Jutrowski v. Township of Riverdale — civil rights — partial affirmance — Krause
Several state troopers and local police officers participated in arresting a man for drunk driving. During the arrest, one of the officers kicked the man in the face while he was on the ground, hard enough to break the man’s nose and eye socket. But the officers had the man’s face pinned to the pavement when the bone-breaking kick was delivered, so the man didn’t see who did it. The officers — Riverdale police officers Travis Roemmele and Christopher Biro, NJ state troopers Jeffrey Heimbach and James Franchino–all denied that they were the one who kicked the man, and–critically–they all denied having seen who did. (Officer Biro’s dashcam video “allegedly did not record.”) The man sued for excessive force, and, today, the Third Circuit rejected his excessive force claim:
We are now called upon to outline the contours of this “personal involvement” requirement in § 1983 cases and to consider its application when a plaintiff who indisputably suffered a constitutional injury at the hands of one officer comes up against to the proverbial “blue wall of silence.” Despite the unfortunate situation created for plaintiffs like Jutrowski who are unable to identify their attackers through no fault of their own, we hold that a plaintiff alleging that one or more officers engaged in unconstitutional conduct must establish the “personal involvement” of each named defendant to survive summary judgment and take that defendant to trial.

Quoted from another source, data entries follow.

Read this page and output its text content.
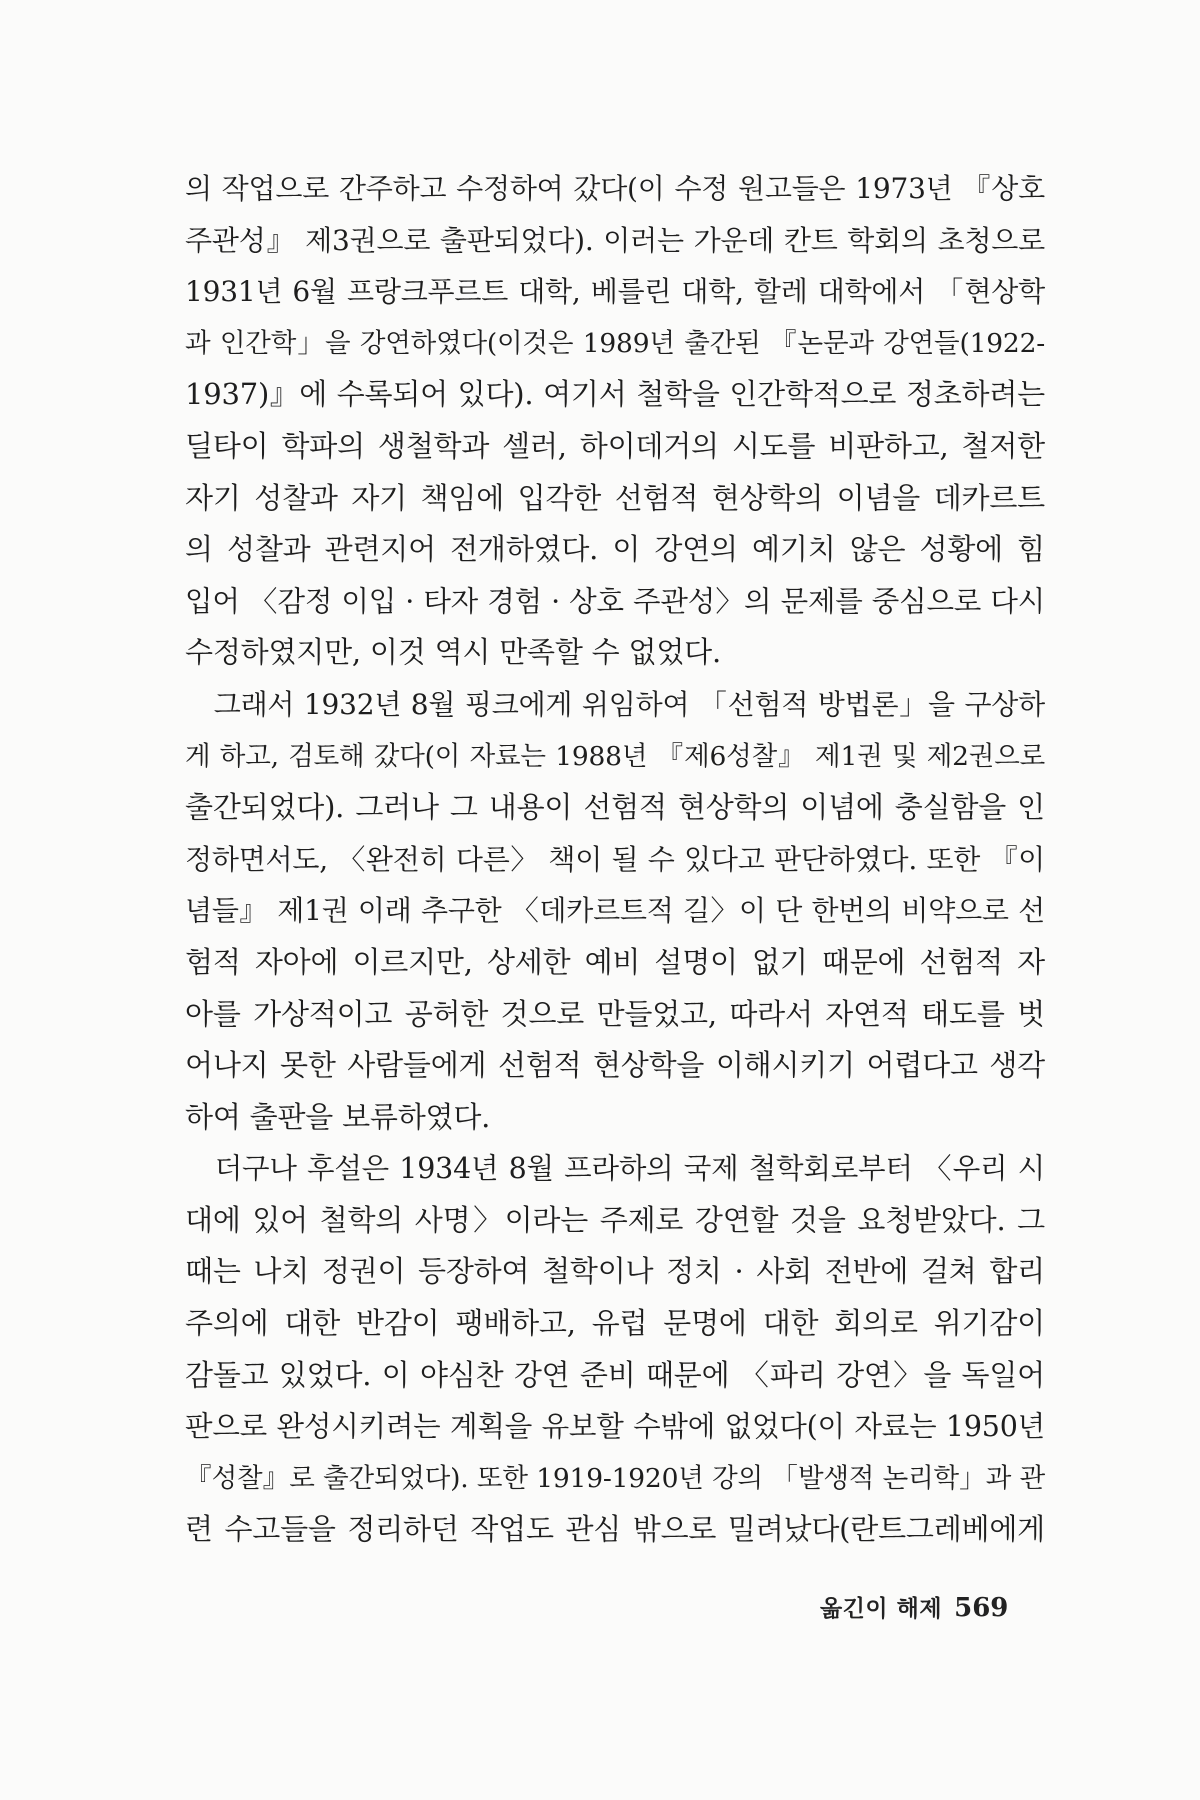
의 작업으로 간주하고 수정하여 갔다(이 수정 원고들은 1973년 『상호
주관성』 제3권으로 출판되었다). 이러는 가운데 칸트 학회의 초청으로
1931년 6월 프랑크푸르트 대학, 베를린 대학, 할레 대학에서 「현상학
과 인간학」을 강연하였다(이것은 1989년 출간된 『논문과 강연들(1922-
1937)』에 수록되어 있다). 여기서 철학을 인간학적으로 정초하려는
딜타이 학파의 생철학과 셀러, 하이데거의 시도를 비판하고, 철저한
자기 성찰과 자기 책임에 입각한 선험적 현상학의 이념을 데카르트
의 성찰과 관련지어 전개하였다. 이 강연의 예기치 않은 성황에 힘
입어 〈감정 이입 · 타자 경험 · 상호 주관성〉의 문제를 중심으로 다시
수정하였지만, 이것 역시 만족할 수 없었다.
　그래서 1932년 8월 핑크에게 위임하여 「선험적 방법론」을 구상하
게 하고, 검토해 갔다(이 자료는 1988년 『제6성찰』 제1권 및 제2권으로
출간되었다). 그러나 그 내용이 선험적 현상학의 이념에 충실함을 인
정하면서도, 〈완전히 다른〉 책이 될 수 있다고 판단하였다. 또한 『이
념들』 제1권 이래 추구한 〈데카르트적 길〉이 단 한번의 비약으로 선
험적 자아에 이르지만, 상세한 예비 설명이 없기 때문에 선험적 자
아를 가상적이고 공허한 것으로 만들었고, 따라서 자연적 태도를 벗
어나지 못한 사람들에게 선험적 현상학을 이해시키기 어렵다고 생각
하여 출판을 보류하였다.
　더구나 후설은 1934년 8월 프라하의 국제 철학회로부터 〈우리 시
대에 있어 철학의 사명〉이라는 주제로 강연할 것을 요청받았다. 그
때는 나치 정권이 등장하여 철학이나 정치 · 사회 전반에 걸쳐 합리
주의에 대한 반감이 팽배하고, 유럽 문명에 대한 회의로 위기감이
감돌고 있었다. 이 야심찬 강연 준비 때문에 〈파리 강연〉을 독일어
판으로 완성시키려는 계획을 유보할 수밖에 없었다(이 자료는 1950년
『성찰』로 출간되었다). 또한 1919-1920년 강의 「발생적 논리학」과 관
련 수고들을 정리하던 작업도 관심 밖으로 밀려났다(란트그레베에게
옮긴이 해제 569
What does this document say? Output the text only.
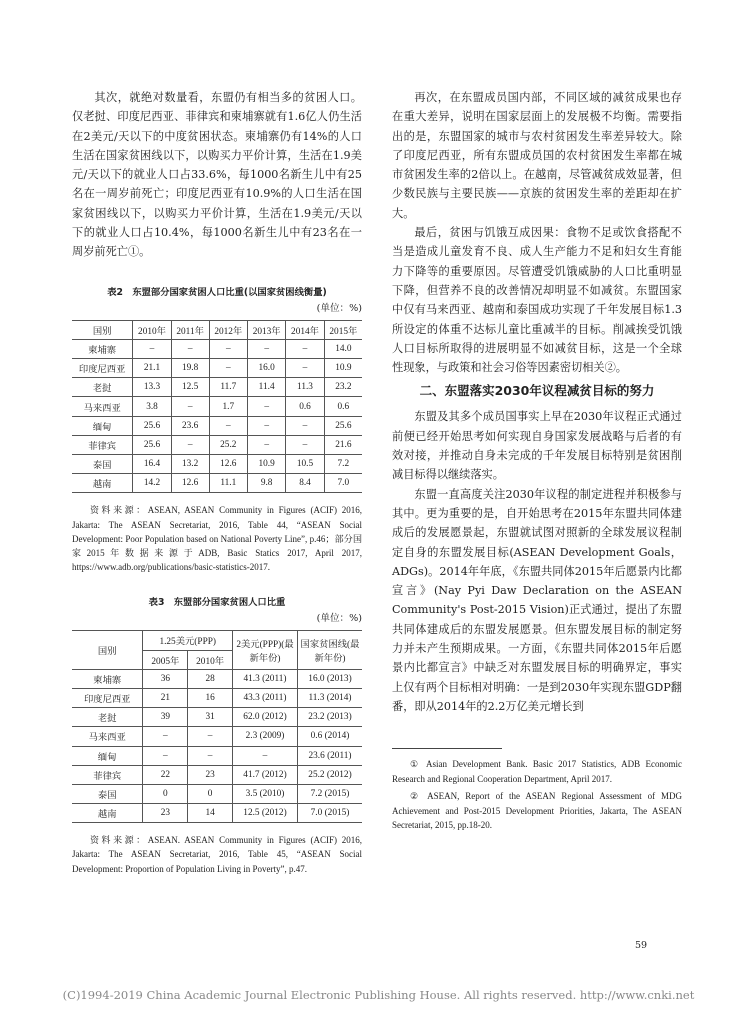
其次，就绝对数量看，东盟仍有相当多的贫困人口。仅老挝、印度尼西亚、菲律宾和柬埔寨就有1.6亿人仍生活在2美元/天以下的中度贫困状态。柬埔寨仍有14%的人口生活在国家贫困线以下，以购买力平价计算，生活在1.9美元/天以下的就业人口占33.6%，每1000名新生儿中有25名在一周岁前死亡；印度尼西亚有10.9%的人口生活在国家贫困线以下，以购买力平价计算，生活在1.9美元/天以下的就业人口占10.4%，每1000名新生儿中有23名在一周岁前死亡①。

表2　东盟部分国家贫困人口比重(以国家贫困线衡量)

(单位：%)

国别	2010年	2011年	2012年	2013年	2014年	2015年
柬埔寨	–	–	–	–	–	14.0
印度尼西亚	21.1	19.8	–	16.0	–	10.9
老挝	13.3	12.5	11.7	11.4	11.3	23.2
马来西亚	3.8	–	1.7	–	0.6	0.6
缅甸	25.6	23.6	–	–	–	25.6
菲律宾	25.6	–	25.2	–	–	21.6
泰国	16.4	13.2	12.6	10.9	10.5	7.2
越南	14.2	12.6	11.1	9.8	8.4	7.0

资料来源：ASEAN, ASEAN Community in Figures (ACIF) 2016, Jakarta: The ASEAN Secretariat, 2016, Table 44, “ASEAN Social Development: Poor Population based on National Poverty Line”, p.46；部分国家2015年数据来源于ADB, Basic Statics 2017, April 2017, https://www.adb.org/publications/basic-statistics-2017.

表3　东盟部分国家贫困人口比重

(单位：%)

国别	1.25美元(PPP)		2美元(PPP)(最新年份)	国家贫困线(最新年份)
	2005年	2010年		
柬埔寨	36	28	41.3 (2011)	16.0 (2013)
印度尼西亚	21	16	43.3 (2011)	11.3 (2014)
老挝	39	31	62.0 (2012)	23.2 (2013)
马来西亚	–	–	2.3 (2009)	0.6 (2014)
缅甸	–	–	–	23.6 (2011)
菲律宾	22	23	41.7 (2012)	25.2 (2012)
泰国	0	0	3.5 (2010)	7.2 (2015)
越南	23	14	12.5 (2012)	7.0 (2015)

资料来源：ASEAN. ASEAN Community in Figures (ACIF) 2016, Jakarta: The ASEAN Secretariat, 2016, Table 45, “ASEAN Social Development: Proportion of Population Living in Poverty”, p.47.

再次，在东盟成员国内部，不同区域的减贫成果也存在重大差异，说明在国家层面上的发展极不均衡。需要指出的是，东盟国家的城市与农村贫困发生率差异较大。除了印度尼西亚，所有东盟成员国的农村贫困发生率都在城市贫困发生率的2倍以上。在越南，尽管减贫成效显著，但少数民族与主要民族——京族的贫困发生率的差距却在扩大。

最后，贫困与饥饿互成因果：食物不足或饮食搭配不当是造成儿童发育不良、成人生产能力不足和妇女生育能力下降等的重要原因。尽管遭受饥饿威胁的人口比重明显下降，但营养不良的改善情况却明显不如减贫。东盟国家中仅有马来西亚、越南和泰国成功实现了千年发展目标1.3所设定的体重不达标儿童比重减半的目标。削减挨受饥饿人口目标所取得的进展明显不如减贫目标，这是一个全球性现象，与政策和社会习俗等因素密切相关②。

二、东盟落实2030年议程减贫目标的努力

东盟及其多个成员国事实上早在2030年议程正式通过前便已经开始思考如何实现自身国家发展战略与后者的有效对接，并推动自身未完成的千年发展目标特别是贫困削减目标得以继续落实。

东盟一直高度关注2030年议程的制定进程并积极参与其中。更为重要的是，自开始思考在2015年东盟共同体建成后的发展愿景起，东盟就试图对照新的全球发展议程制定自身的东盟发展目标(ASEAN Development Goals，ADGs)。2014年年底，《东盟共同体2015年后愿景内比都宣言》(Nay Pyi Daw Declaration on the ASEAN Community's Post-2015 Vision)正式通过，提出了东盟共同体建成后的东盟发展愿景。但东盟发展目标的制定努力并未产生预期成果。一方面，《东盟共同体2015年后愿景内比都宣言》中缺乏对东盟发展目标的明确界定，事实上仅有两个目标相对明确：一是到2030年实现东盟GDP翻番，即从2014年的2.2万亿美元增长到

① Asian Development Bank. Basic 2017 Statistics, ADB Economic Research and Regional Cooperation Department, April 2017.

② ASEAN, Report of the ASEAN Regional Assessment of MDG Achievement and Post-2015 Development Priorities, Jakarta, The ASEAN Secretariat, 2015, pp.18-20.

59
(C)1994-2019 China Academic Journal Electronic Publishing House. All rights reserved. http://www.cnki.net
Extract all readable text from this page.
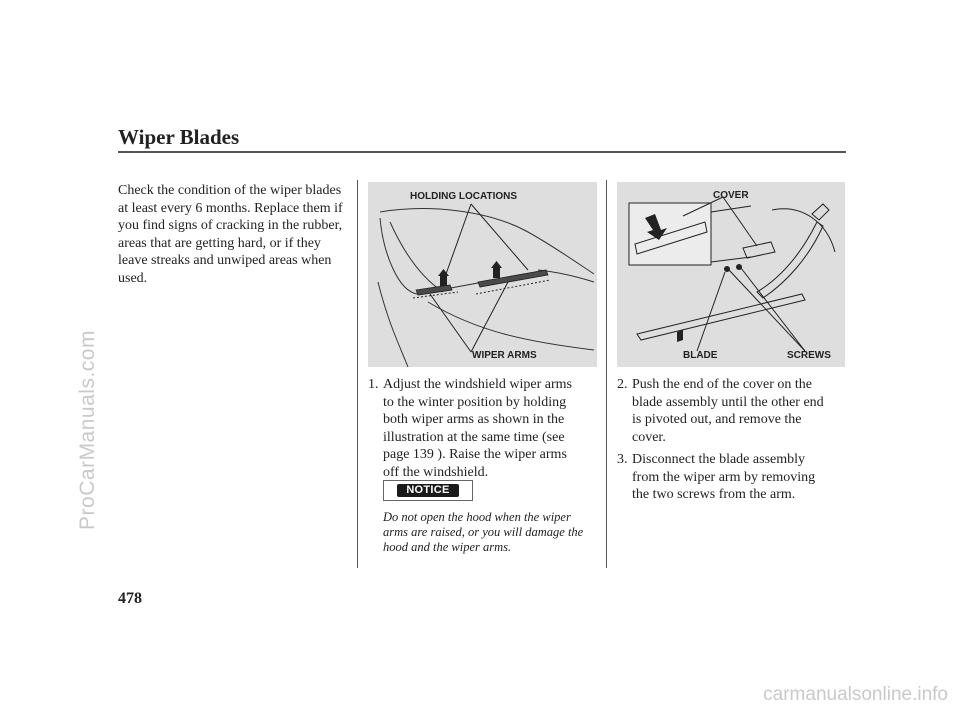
ProCarManuals.com
carmanualsonline.info
Wiper Blades
Check the condition of the wiper blades at least every 6 months. Replace them if you find signs of cracking in the rubber, areas that are getting hard, or if they leave streaks and unwiped areas when used.
HOLDING LOCATIONS
WIPER ARMS
COVER
BLADE	SCREWS
1. Adjust the windshield wiper arms
to the winter position by holding
both wiper arms as shown in the
illustration at the same time (see
page 139 ). Raise the wiper arms
off the windshield.
2. Push the end of the cover on the
blade assembly until the other end
is pivoted out, and remove the
cover.
3. Disconnect the blade assembly
from the wiper arm by removing
the two screws from the arm.
NOTICE
Do not open the hood when the wiper arms are raised, or you will damage the hood and the wiper arms.
478
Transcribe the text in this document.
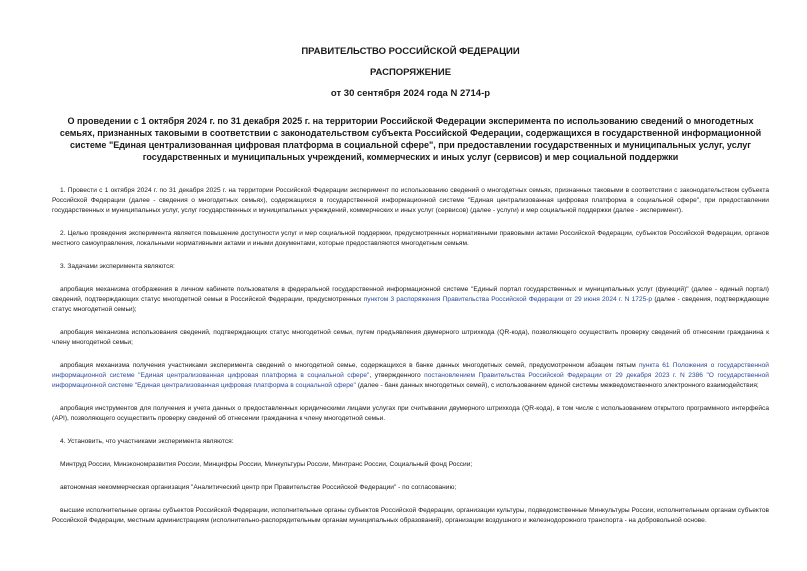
ПРАВИТЕЛЬСТВО РОССИЙСКОЙ ФЕДЕРАЦИИ
РАСПОРЯЖЕНИЕ
от 30 сентября 2024 года N 2714-р
О проведении с 1 октября 2024 г. по 31 декабря 2025 г. на территории Российской Федерации эксперимента по использованию сведений о многодетных семьях, признанных таковыми в соответствии с законодательством субъекта Российской Федерации, содержащихся в государственной информационной системе "Единая централизованная цифровая платформа в социальной сфере", при предоставлении государственных и муниципальных услуг, услуг государственных и муниципальных учреждений, коммерческих и иных услуг (сервисов) и мер социальной поддержки

1. Провести с 1 октября 2024 г. по 31 декабря 2025 г. на территории Российской Федерации эксперимент по использованию сведений о многодетных семьях, признанных таковыми в соответствии с законодательством субъекта Российской Федерации (далее - сведения о многодетных семьях), содержащихся в государственной информационной системе "Единая централизованная цифровая платформа в социальной сфере", при предоставлении государственных и муниципальных услуг, услуг государственных и муниципальных учреждений, коммерческих и иных услуг (сервисов) (далее - услуги) и мер социальной поддержки (далее - эксперимент).

2. Целью проведения эксперимента является повышение доступности услуг и мер социальной поддержки, предусмотренных нормативными правовыми актами Российской Федерации, субъектов Российской Федерации, органов местного самоуправления, локальными нормативными актами и иными документами, которые предоставляются многодетным семьям.

3. Задачами эксперимента являются:

апробация механизма отображения в личном кабинете пользователя в федеральной государственной информационной системе "Единый портал государственных и муниципальных услуг (функций)" (далее - единый портал) сведений, подтверждающих статус многодетной семьи в Российской Федерации, предусмотренных пунктом 3 распоряжения Правительства Российской Федерации от 29 июня 2024 г. N 1725-р (далее - сведения, подтверждающие статус многодетной семьи);

апробация механизма использования сведений, подтверждающих статус многодетной семьи, путем предъявления двумерного штрихкода (QR-кода), позволяющего осуществить проверку сведений об отнесении гражданина к члену многодетной семьи;

апробация механизма получения участниками эксперимента сведений о многодетной семье, содержащихся в банке данных многодетных семей, предусмотренном абзацем пятым пункта 61 Положения о государственной информационной системе "Единая централизованная цифровая платформа в социальной сфере", утвержденного постановлением Правительства Российской Федерации от 29 декабря 2023 г. N 2386 "О государственной информационной системе "Единая централизованная цифровая платформа в социальной сфере" (далее - банк данных многодетных семей), с использованием единой системы межведомственного электронного взаимодействия;

апробация инструментов для получения и учета данных о предоставленных юридическими лицами услугах при считывании двумерного штрихкода (QR-кода), в том числе с использованием открытого программного интерфейса (API), позволяющего осуществить проверку сведений об отнесении гражданина к члену многодетной семьи.

4. Установить, что участниками эксперимента являются:

Минтруд России, Минэкономразвития России, Минцифры России, Минкультуры России, Минтранс России, Социальный фонд России;

автономная некоммерческая организация "Аналитический центр при Правительстве Российской Федерации" - по согласованию;

высшие исполнительные органы субъектов Российской Федерации, исполнительные органы субъектов Российской Федерации, организации культуры, подведомственные Минкультуры России, исполнительным органам субъектов Российской Федерации, местным администрациям (исполнительно-распорядительным органам муниципальных образований), организации воздушного и железнодорожного транспорта - на добровольной основе.
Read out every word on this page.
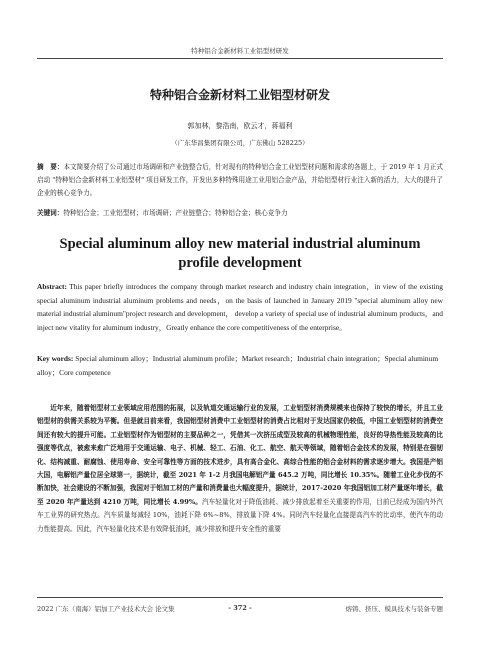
特种铝合金新材料工业铝型材研发
特种铝合金新材料工业铝型材研发
郭加林，黎浩南，欧云才，蒋福利
（广东华昌集团有限公司，广东佛山 528225）
摘　要：本文简要介绍了公司通过市场调研和产业链整合后，针对现有的特种铝合金工业铝型材问题和需求的各题上，于 2019 年 1 月正式启动 "特种铝合金新材料工业铝型材" 项目研发工作，开发出多种特殊用途工业用铝合金产品，并给铝型材行业注入新的活力，大大的提升了企业的核心竞争力。
关键词：特种铝合金；工业铝型材；市场调研；产业链整合；特种铝合金；核心竞争力
Special aluminum alloy new material industrial aluminum profile development
Abstract: This paper briefly introduces the company through market research and industry chain integration，in view of the existing special aluminum industrial aluminum problems and needs，on the basis of launched in January 2019 "special aluminum alloy new material industrial aluminum"project research and development， develop a variety of special use of industrial aluminum products，and inject new vitality for aluminum industry，Greatly enhance the core competitiveness of the enterprise。
Key words: Special aluminum alloy；Industrial aluminum profile；Market research；Industrial chain integration；Special aluminum alloy；Core competence
近年来，随着铝型材工业领域应用范围的拓展，以及轨道交通运输行业的发展，工业铝型材消费规模来也保持了较快的增长，并且工业铝型材的供需关系较为平衡。但是就目前来看，我国铝型材消费中工业铝型材的消费占比相对于发达国家仍较低，中国工业铝型材的消费空间还有较大的提升可能。工业铝型材作为铝型材的主要品种之一，凭借其一次挤压成型及较高的机械物理性能，良好的导热性能及较高的比强度等优点，被愈来愈广泛地用于交通运输、电子、机械、轻工、石油、化工、航空、航天等领域，随着铝合金技术的发展，特别是在强韧化、结构减重、耐腐蚀、使用寿命、安全可靠性等方面的技术进步，具有高合金化、高综合性能的铝合金材料的需求逐步增大。我国是产铝大国，电解铝产量位居全球第一，据统计，截至 2021 年 1-2 月我国电解铝产量 645.2 万吨，同比增长 10.35%。随着工业化步伐的不断加快，社会建设的不断加强，我国对于铝加工材的产量和消费量也大幅度提升，据统计，2017-2020 年我国铝加工材产量逐年增长，截至 2020 年产量达到 4210 万吨，同比增长 4.99%。汽车轻量化对于降低油耗、减少排放起着至关重要的作用，目前已经成为国内外汽车工业界的研究热点。汽车质量每减轻 10%，油耗下降 6%~8%，排放量下降 4%。同时汽车轻量化直接提高汽车的比动率，使汽车的动力性能提高。因此，汽车轻量化技术是有效降低油耗，减少排放和提升安全性的重要
2022 广东（南海）铝加工产业技术大会 论文集	- 372 -	熔铸、挤压、模具技术与装备专题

Unfortunate situation indeed. Because the man couldn’t identify after discovery which of the officers present delivered the kick, the Third Circuit affirmed dismissal of his excessive force claim against them all. On the bright side:
Nonetheless, where a plaintiff adduces sufficient evidence of an after-the-fact conspiracy to cover up misconduct, even of an unidentified officer, he may be able to state a claim under § 1983 for the violation of a different constitutional right: the due process right of access to the courts. Such is the case here.
Joining Krause were Jordan and Greenberg. Arguing counsel were Robert Degroot of Newark for the kicked man, Anthony Seijas of Cleary Giacobbe for the Riverdale defendants, and Matthew Lynch of the NJ AG’s office for the state-trooper defendants.
Clemens v. New York Central Mutual Fire Insurance — civil — affirmance — Greenaway
The introduction, minus cites:
After a jury awarded him $100,000 in punitive damages under the Pennsylvania Bad Faith Statute, 42 Pa. Cons. Stat. § 8371, Appellant Bernie Clemens submitted a petition for over $900,000 in attorney’s fees from Appellee New York Central Mutual Fire Insurance Company (“NYCM”). The District Court denied this petition in its entirety, reasoning that it was not adequately supported and that the requested amount was grossly excessive given the nature of the case. Finding no abuse of discretion, we will affirm and, in doing so, take the opportunity to formally endorse a view already adopted by several other circuits—that is, where a fee-shifting statute provides a court discretion to award attorney’s fees, such discretion includes the ability to deny a fee request altogether when, under the circumstances, the amount requested is “outrageously excessive.”
The opinion hammered counsel’s failure to maintain contemporaneous time records for most of the litigation (the court expressed astonishment that counsel sought recovery of over $25,000 for 64.5 hours spent reconstructing their time records), submission of time entries like “Other” and “Communicate,” and submission of 562 hours of otherwise unexplained time for trial preparation for the one-week trial.
Joining Greenaway were Restrepo and Bibas. The case was decided without oral argument.